PhD in History from the University of Deusto (Bilbao) with honors. He is also a European Doctor. In June 2008 his doctoral thesis was awarded the Research Award in the Humanities Area of the Royal Academy of Doctors. He has been a member of the European Team of Excellence in Doctoral Research CLIOHRES (2005-2009); Post-Doctoral Fellow at the Centre for the Study of the Two World Wars at the University of Edinburgh (2009) and Visiting Fellow at Churchill College, University of Cambridge (2014 and 2017). He has been a professor in the Department of International Relations at Comillas Pontifical University since 2009 and its director since 2016. He directs the Comillas Journal of International Relations and collaborates weekly on COPE with a section on history.

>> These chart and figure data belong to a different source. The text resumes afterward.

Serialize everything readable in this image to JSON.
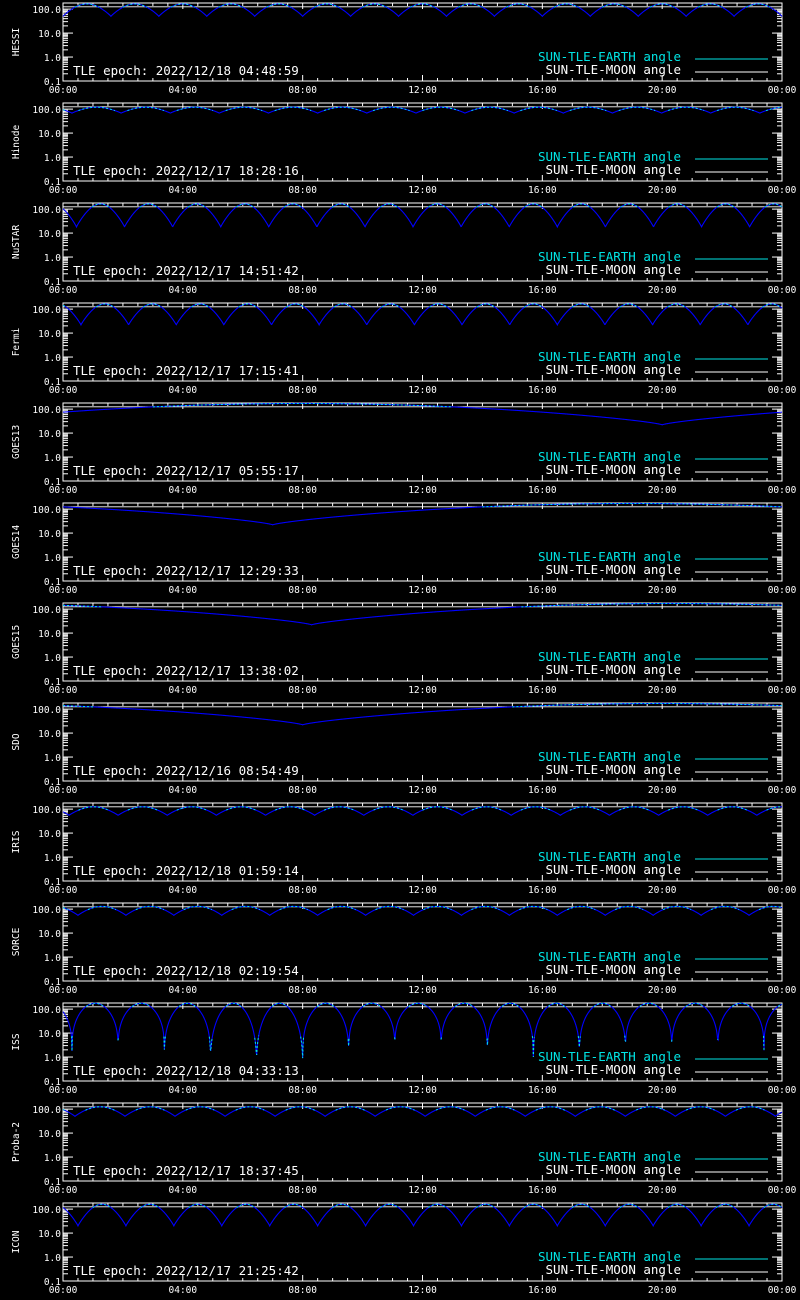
{
  "legend": {
    "earth_label": "SUN-TLE-EARTH angle",
    "moon_label": "SUN-TLE-MOON angle",
    "earth_color": "#00e5e5",
    "moon_color": "#ffffff",
    "trace_color": "#0000ff"
  },
  "chart_data": [
    {
      "type": "line",
      "ylabel": "HESSI",
      "epoch": "TLE epoch: 2022/12/18 04:48:59",
      "y_scale": "log",
      "ylim": [
        0.1,
        180
      ],
      "x": [
        "00:00",
        "04:00",
        "08:00",
        "12:00",
        "16:00",
        "20:00",
        "00:00"
      ],
      "yticks": [
        "100.0",
        "10.0",
        "1.0",
        "0.1"
      ],
      "series": [
        {
          "name": "SUN-TLE-EARTH angle",
          "kind": "orbital",
          "period_h": 1.6,
          "max_deg": 165,
          "min_deg": 50,
          "phase_h": 0.0
        },
        {
          "name": "SUN-TLE-MOON angle",
          "kind": "constant",
          "deg": 125
        }
      ]
    },
    {
      "type": "line",
      "ylabel": "Hinode",
      "epoch": "TLE epoch: 2022/12/17 18:28:16",
      "y_scale": "log",
      "ylim": [
        0.1,
        180
      ],
      "x": [
        "00:00",
        "04:00",
        "08:00",
        "12:00",
        "16:00",
        "20:00",
        "00:00"
      ],
      "yticks": [
        "100.0",
        "10.0",
        "1.0",
        "0.1"
      ],
      "series": [
        {
          "name": "SUN-TLE-EARTH angle",
          "kind": "orbital",
          "period_h": 1.64,
          "max_deg": 120,
          "min_deg": 68,
          "phase_h": 0.3
        },
        {
          "name": "SUN-TLE-MOON angle",
          "kind": "constant",
          "deg": 125
        }
      ]
    },
    {
      "type": "line",
      "ylabel": "NuSTAR",
      "epoch": "TLE epoch: 2022/12/17 14:51:42",
      "y_scale": "log",
      "ylim": [
        0.1,
        180
      ],
      "x": [
        "00:00",
        "04:00",
        "08:00",
        "12:00",
        "16:00",
        "20:00",
        "00:00"
      ],
      "yticks": [
        "100.0",
        "10.0",
        "1.0",
        "0.1"
      ],
      "series": [
        {
          "name": "SUN-TLE-EARTH angle",
          "kind": "orbital",
          "period_h": 1.605,
          "max_deg": 165,
          "min_deg": 18,
          "phase_h": 0.45
        },
        {
          "name": "SUN-TLE-MOON angle",
          "kind": "constant",
          "deg": 125
        }
      ]
    },
    {
      "type": "line",
      "ylabel": "Fermi",
      "epoch": "TLE epoch: 2022/12/17 17:15:41",
      "y_scale": "log",
      "ylim": [
        0.1,
        180
      ],
      "x": [
        "00:00",
        "04:00",
        "08:00",
        "12:00",
        "16:00",
        "20:00",
        "00:00"
      ],
      "yticks": [
        "100.0",
        "10.0",
        "1.0",
        "0.1"
      ],
      "series": [
        {
          "name": "SUN-TLE-EARTH angle",
          "kind": "orbital",
          "period_h": 1.59,
          "max_deg": 165,
          "min_deg": 22,
          "phase_h": 0.6
        },
        {
          "name": "SUN-TLE-MOON angle",
          "kind": "constant",
          "deg": 125
        }
      ]
    },
    {
      "type": "line",
      "ylabel": "GOES13",
      "epoch": "TLE epoch: 2022/12/17 05:55:17",
      "y_scale": "log",
      "ylim": [
        0.1,
        180
      ],
      "x": [
        "00:00",
        "04:00",
        "08:00",
        "12:00",
        "16:00",
        "20:00",
        "00:00"
      ],
      "yticks": [
        "100.0",
        "10.0",
        "1.0",
        "0.1"
      ],
      "series": [
        {
          "name": "SUN-TLE-EARTH angle",
          "kind": "geo",
          "max_deg": 172,
          "min_deg": 22,
          "min_h": 20.0
        },
        {
          "name": "SUN-TLE-MOON angle",
          "kind": "constant",
          "deg": 125
        }
      ]
    },
    {
      "type": "line",
      "ylabel": "GOES14",
      "epoch": "TLE epoch: 2022/12/17 12:29:33",
      "y_scale": "log",
      "ylim": [
        0.1,
        180
      ],
      "x": [
        "00:00",
        "04:00",
        "08:00",
        "12:00",
        "16:00",
        "20:00",
        "00:00"
      ],
      "yticks": [
        "100.0",
        "10.0",
        "1.0",
        "0.1"
      ],
      "series": [
        {
          "name": "SUN-TLE-EARTH angle",
          "kind": "geo",
          "max_deg": 172,
          "min_deg": 22,
          "min_h": 7.0
        },
        {
          "name": "SUN-TLE-MOON angle",
          "kind": "constant",
          "deg": 125
        }
      ]
    },
    {
      "type": "line",
      "ylabel": "GOES15",
      "epoch": "TLE epoch: 2022/12/17 13:38:02",
      "y_scale": "log",
      "ylim": [
        0.1,
        180
      ],
      "x": [
        "00:00",
        "04:00",
        "08:00",
        "12:00",
        "16:00",
        "20:00",
        "00:00"
      ],
      "yticks": [
        "100.0",
        "10.0",
        "1.0",
        "0.1"
      ],
      "series": [
        {
          "name": "SUN-TLE-EARTH angle",
          "kind": "geo",
          "max_deg": 172,
          "min_deg": 22,
          "min_h": 8.3
        },
        {
          "name": "SUN-TLE-MOON angle",
          "kind": "constant",
          "deg": 125
        }
      ]
    },
    {
      "type": "line",
      "ylabel": "SDO",
      "epoch": "TLE epoch: 2022/12/16 08:54:49",
      "y_scale": "log",
      "ylim": [
        0.1,
        180
      ],
      "x": [
        "00:00",
        "04:00",
        "08:00",
        "12:00",
        "16:00",
        "20:00",
        "00:00"
      ],
      "yticks": [
        "100.0",
        "10.0",
        "1.0",
        "0.1"
      ],
      "series": [
        {
          "name": "SUN-TLE-EARTH angle",
          "kind": "geo",
          "max_deg": 172,
          "min_deg": 22,
          "min_h": 8.0
        },
        {
          "name": "SUN-TLE-MOON angle",
          "kind": "constant",
          "deg": 125
        }
      ]
    },
    {
      "type": "line",
      "ylabel": "IRIS",
      "epoch": "TLE epoch: 2022/12/18 01:59:14",
      "y_scale": "log",
      "ylim": [
        0.1,
        180
      ],
      "x": [
        "00:00",
        "04:00",
        "08:00",
        "12:00",
        "16:00",
        "20:00",
        "00:00"
      ],
      "yticks": [
        "100.0",
        "10.0",
        "1.0",
        "0.1"
      ],
      "series": [
        {
          "name": "SUN-TLE-EARTH angle",
          "kind": "orbital",
          "period_h": 1.64,
          "max_deg": 125,
          "min_deg": 55,
          "phase_h": 0.2
        },
        {
          "name": "SUN-TLE-MOON angle",
          "kind": "constant",
          "deg": 125
        }
      ]
    },
    {
      "type": "line",
      "ylabel": "SORCE",
      "epoch": "TLE epoch: 2022/12/18 02:19:54",
      "y_scale": "log",
      "ylim": [
        0.1,
        180
      ],
      "x": [
        "00:00",
        "04:00",
        "08:00",
        "12:00",
        "16:00",
        "20:00",
        "00:00"
      ],
      "yticks": [
        "100.0",
        "10.0",
        "1.0",
        "0.1"
      ],
      "series": [
        {
          "name": "SUN-TLE-EARTH angle",
          "kind": "orbital",
          "period_h": 1.6,
          "max_deg": 130,
          "min_deg": 55,
          "phase_h": 0.5
        },
        {
          "name": "SUN-TLE-MOON angle",
          "kind": "constant",
          "deg": 125
        }
      ]
    },
    {
      "type": "line",
      "ylabel": "ISS",
      "epoch": "TLE epoch: 2022/12/18 04:33:13",
      "y_scale": "log",
      "ylim": [
        0.1,
        180
      ],
      "x": [
        "00:00",
        "04:00",
        "08:00",
        "12:00",
        "16:00",
        "20:00",
        "00:00"
      ],
      "yticks": [
        "100.0",
        "10.0",
        "1.0",
        "0.1"
      ],
      "series": [
        {
          "name": "SUN-TLE-EARTH angle",
          "kind": "orbital_spike",
          "period_h": 1.54,
          "max_deg": 175,
          "phase_h": 0.3,
          "dips_deg": [
            1.8,
            2.0,
            0.8,
            0.3,
            0.3,
            0.9,
            1.8,
            2.6,
            1.8,
            1.0,
            0.8,
            1.2,
            2.0,
            1.7,
            1.9,
            2.3
          ]
        },
        {
          "name": "SUN-TLE-MOON angle",
          "kind": "constant",
          "deg": 125
        }
      ]
    },
    {
      "type": "line",
      "ylabel": "Proba-2",
      "epoch": "TLE epoch: 2022/12/17 18:37:45",
      "y_scale": "log",
      "ylim": [
        0.1,
        180
      ],
      "x": [
        "00:00",
        "04:00",
        "08:00",
        "12:00",
        "16:00",
        "20:00",
        "00:00"
      ],
      "yticks": [
        "100.0",
        "10.0",
        "1.0",
        "0.1"
      ],
      "series": [
        {
          "name": "SUN-TLE-EARTH angle",
          "kind": "orbital",
          "period_h": 1.67,
          "max_deg": 125,
          "min_deg": 50,
          "phase_h": 0.4
        },
        {
          "name": "SUN-TLE-MOON angle",
          "kind": "constant",
          "deg": 125
        }
      ]
    },
    {
      "type": "line",
      "ylabel": "ICON",
      "epoch": "TLE epoch: 2022/12/17 21:25:42",
      "y_scale": "log",
      "ylim": [
        0.1,
        180
      ],
      "x": [
        "00:00",
        "04:00",
        "08:00",
        "12:00",
        "16:00",
        "20:00",
        "00:00"
      ],
      "yticks": [
        "100.0",
        "10.0",
        "1.0",
        "0.1"
      ],
      "series": [
        {
          "name": "SUN-TLE-EARTH angle",
          "kind": "orbital",
          "period_h": 1.6,
          "max_deg": 160,
          "min_deg": 20,
          "phase_h": 0.5
        },
        {
          "name": "SUN-TLE-MOON angle",
          "kind": "constant",
          "deg": 125
        }
      ]
    }
  ]
}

Professor of Contemporary History at the University of Alcalá. He is a member of the Cuban Studies Institute (Miami) and has been a professor at the universities of Navarra and Rey Juan Carlos. He did his postdoctoral research at Georgetown University, for which he received in 2011 the International History Award Ateneo Jovellanos with the monograph Iglesia y Revolución en Cuba. From 2012 to 2018, he edited the cultural magazine Nuestro Tiempo and currently collaborates with different national media. He has published five books and two hundred articles of opinion and historical dissemination.
Book Synopsis
The Spanish-Cuban-American War of 1898 ended with the Paris Peace Treaty between the United States and Spain. This agreement meant the end of the Spanish empire in America and the loss of Cuba after four centuries united to the metropolis. The first U.S. military intervention on the island began, a period that would last from 1899 to 1902. In those three years, the U.S. promoted a political and social renovation with the objective of turning Cuba into a loyal ally and, perhaps, to end up annexing it. It also began to control the Cuban economy, particularly the production and trade of sugar, of which it was the world's leading producer. Although the threat of annexation did not disappear throughout the occupation, Cuba was able to declare its independence on May 20, 1902, but it paid a high price: handing over control of its foreign policy to the United States thanks to the Platt Amendment, a clause incorporated into the new Magna Carta. In exchange, it took a big step towards full sovereignty and managed to sign a commercial treaty with the United States that guaranteed a huge and stable market. This book analyzes that brief and fascinating period in which the U.S. became a world power and Cuba laid the republican foundations. A time when democracy arrived from the north like a powerful but also threatening wind.